À Samadet, l’objectif, outre le fait de capturer des images est de raconter une société. Avec l’exposition « Manger à l’œil. Les Français à table en deux siècles de photos », le Musée départemental de la Faïence et des Arts de la table propose un véritable travelling dans le temps, où chaque cliché devient une scène de vie. Présentée dans le cadre du Bicentenaire de la photographie, cette exposition marie art visuel et art de vivre.
Ici, la photographie n'est pas une simple illustration du repas : elle en révèle les codes, les évolutions, les fractures parfois. À travers près de deux siècles d’images, de 1823 à aujourd’hui, le visiteur découvre comment la table française, inscrite au patrimoine culturel immatériel de l’humanité, s’est transformée au rythme des mutations sociales.
Dans l’objectif, toute une société
Dès les premières salles, le ton est donné. La toute première image connue d’un repas, signée Nicéphore Niépce, ouvre le bal. Puis, au fil du parcours, les clichés se développent, révélant une galerie d’instants où se mêlent anonymes et grands noms de la photographie.
Des pique-niques champêtres aux repas pris dans les tranchées, des banquets familiaux aux dîners diplomatiques, l’exposition multiplie les images.

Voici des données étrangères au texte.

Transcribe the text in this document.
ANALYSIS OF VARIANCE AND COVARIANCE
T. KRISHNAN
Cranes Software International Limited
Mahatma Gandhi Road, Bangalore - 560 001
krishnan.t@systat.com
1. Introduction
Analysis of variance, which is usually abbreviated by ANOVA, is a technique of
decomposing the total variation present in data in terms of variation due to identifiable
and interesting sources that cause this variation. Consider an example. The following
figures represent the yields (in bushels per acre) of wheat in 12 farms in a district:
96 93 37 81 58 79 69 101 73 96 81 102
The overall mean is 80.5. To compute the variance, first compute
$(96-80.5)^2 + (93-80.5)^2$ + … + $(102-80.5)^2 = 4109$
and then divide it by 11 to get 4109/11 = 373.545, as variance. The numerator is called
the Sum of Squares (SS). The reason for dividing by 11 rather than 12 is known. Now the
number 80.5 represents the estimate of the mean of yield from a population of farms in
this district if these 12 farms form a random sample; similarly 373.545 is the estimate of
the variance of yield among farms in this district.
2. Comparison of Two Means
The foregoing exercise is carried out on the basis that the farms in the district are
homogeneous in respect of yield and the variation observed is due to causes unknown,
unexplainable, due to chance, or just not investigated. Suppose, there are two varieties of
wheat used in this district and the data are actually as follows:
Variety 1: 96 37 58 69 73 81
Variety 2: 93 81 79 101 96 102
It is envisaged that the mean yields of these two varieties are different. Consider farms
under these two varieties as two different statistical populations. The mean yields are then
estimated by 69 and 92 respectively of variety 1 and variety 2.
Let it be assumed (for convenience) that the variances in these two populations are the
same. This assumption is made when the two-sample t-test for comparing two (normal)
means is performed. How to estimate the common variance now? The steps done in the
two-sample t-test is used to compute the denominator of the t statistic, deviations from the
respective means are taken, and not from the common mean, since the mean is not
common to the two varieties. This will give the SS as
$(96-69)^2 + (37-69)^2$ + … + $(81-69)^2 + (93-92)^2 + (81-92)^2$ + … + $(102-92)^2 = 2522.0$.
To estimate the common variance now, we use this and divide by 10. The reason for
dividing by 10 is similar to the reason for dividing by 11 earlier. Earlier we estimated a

Chacune agit comme un révélateur, mettant en lumière les habitudes, les contraintes et les plaisirs d’une époque. La table devient alors un miroir social, où se lisent les bouleversements économiques, les guerres, l’industrialisation ou encore la naissance de la société de consommation.
Au fil du parcours, les époques se succèdent. Le début du XXe siècle voit émerger le consommateur, tandis que les années de guerre capturent des repas modestes mais essentiels. Puis viennent les Trente Glorieuses, où l’abondance s’installe, suivies par l’ère du tout-pratique et du marketing alimentaire.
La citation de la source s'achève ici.